Banks should spring into action by recovering cash from their top 30 bad loan accounts instead of just monitoring them, according to the All-India Bank Employees Association (AIBEA).
The Association has assessed that the top 30 bad loan accounts in the case of 24 banks add up to ₹70,300 crore.
Speaking on the eve of the 45th anniversary of bank nationalistion, Vishwas Utagi, Vice-President, AIBEA, said, “If banks mount recovery efforts in the case of top 30 accounts and resolve cases which have piled up in the corporate debt restructuring cell, then the Government need not recapitalise State-owned banks.

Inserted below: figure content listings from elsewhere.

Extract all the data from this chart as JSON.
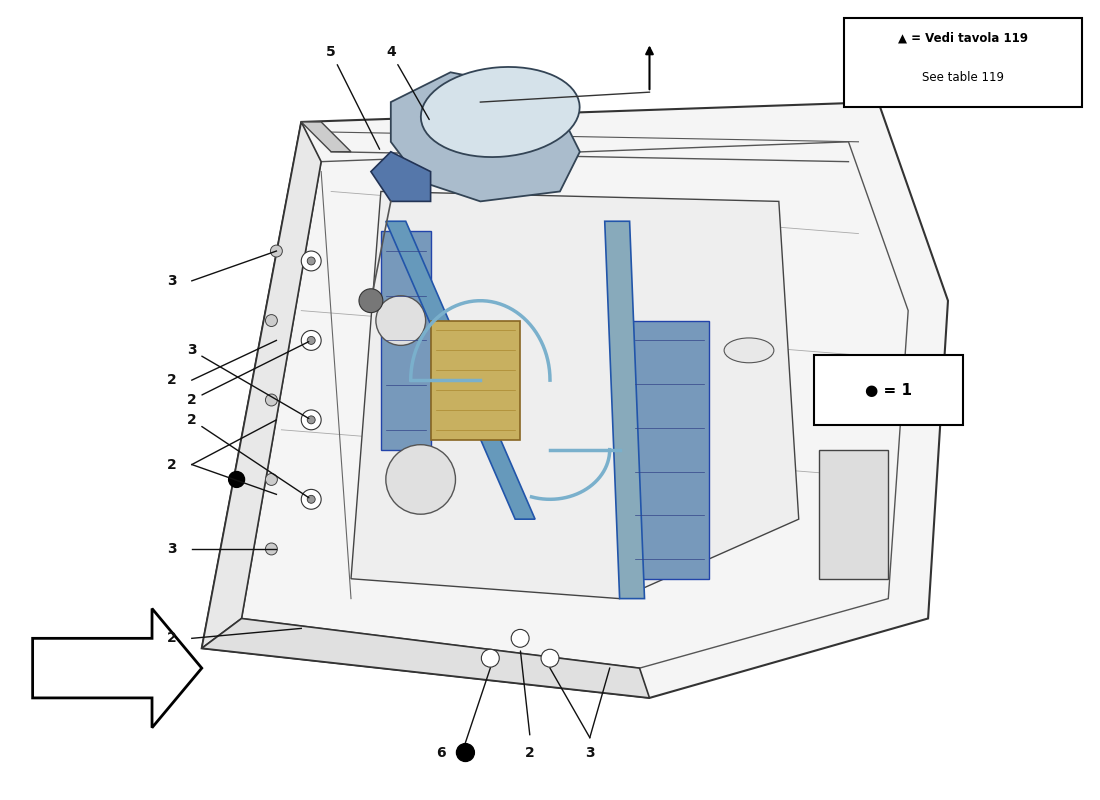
{
  "background_color": "#ffffff",
  "legend_box_text_line1": "▲ = Vedi tavola 119",
  "legend_box_text_line2": "See table 119",
  "bullet_legend": "● = 1",
  "door_fill": "#f8f8f8",
  "door_stroke": "#333333",
  "mirror_blue_dark": "#5577aa",
  "mirror_blue_light": "#aac4d8",
  "rail_blue": "#6699bb",
  "cable_blue": "#7ab0cc",
  "yellow_highlight": "#d4c060",
  "watermark_gray": "#e0e0e0",
  "watermark_yellow": "#d8cc70"
}
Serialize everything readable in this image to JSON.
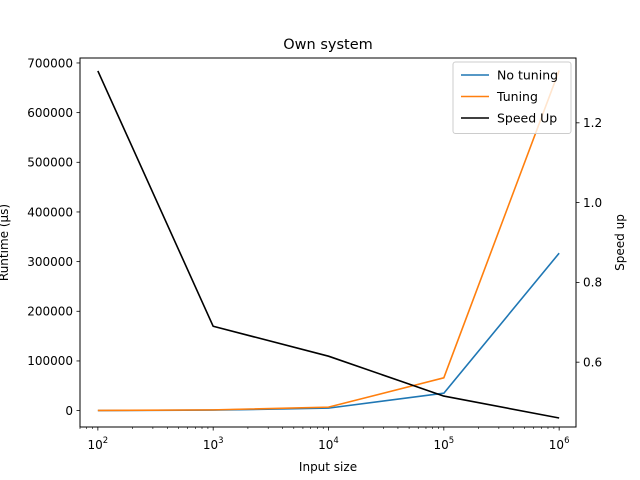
{
  "chart_data": {
    "type": "line",
    "title": "Own system",
    "xlabel": "Input size",
    "ylabel_left": "Runtime (µs)",
    "ylabel_right": "Speed up",
    "x": [
      100,
      1000,
      10000,
      100000,
      1000000
    ],
    "x_scale": "log",
    "x_ticks": [
      {
        "value": 100,
        "base": "10",
        "exp": "2"
      },
      {
        "value": 1000,
        "base": "10",
        "exp": "3"
      },
      {
        "value": 10000,
        "base": "10",
        "exp": "4"
      },
      {
        "value": 100000,
        "base": "10",
        "exp": "5"
      },
      {
        "value": 1000000,
        "base": "10",
        "exp": "6"
      }
    ],
    "xlim": [
      70,
      1400000
    ],
    "ylim_left": [
      -33000,
      710000
    ],
    "y_ticks_left": [
      0,
      100000,
      200000,
      300000,
      400000,
      500000,
      600000,
      700000
    ],
    "ylim_right": [
      0.4375,
      1.3625
    ],
    "y_ticks_right": [
      0.6,
      0.8,
      1.0,
      1.2
    ],
    "series": [
      {
        "name": "No tuning",
        "axis": "left",
        "color": "#1f77b4",
        "values": [
          100,
          1000,
          5000,
          35000,
          317000
        ]
      },
      {
        "name": "Tuning",
        "axis": "left",
        "color": "#ff7f0e",
        "values": [
          400,
          1500,
          7000,
          66000,
          685000
        ]
      },
      {
        "name": "Speed Up",
        "axis": "right",
        "color": "#000000",
        "values": [
          1.33,
          0.69,
          0.615,
          0.515,
          0.46
        ]
      }
    ],
    "legend_position": "top-right",
    "grid": false
  }
}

“Moreover, these banks will not be hard-pressed to go to the public by issuing shares.”
As at March-end 2014, the CDR cell was trying to resolve 280 corporate accounts aggregating ₹2,42,259 crore.
The Association wants huge bad loans due from large companies recovered by taking strong action against the defaulters.
“The list of such bank loan defaulters should be published by the RBI. Wilful default of bank loans should be made a criminal offence,” said the Association in a statement.
Though the Budget announced the setting up of 6 more Debt Recovery Tribunals, Utagi said this is inadequate. Thousands of cases of bank loan defaults are already pending and unless an enlarged and effective mechanism is built up, banks would not be able to recover their dues.
Hence, more DRTs and Fast Track DRTs have to be set-up to deal with high volume loan defaults so that banks will be able to recover the loans.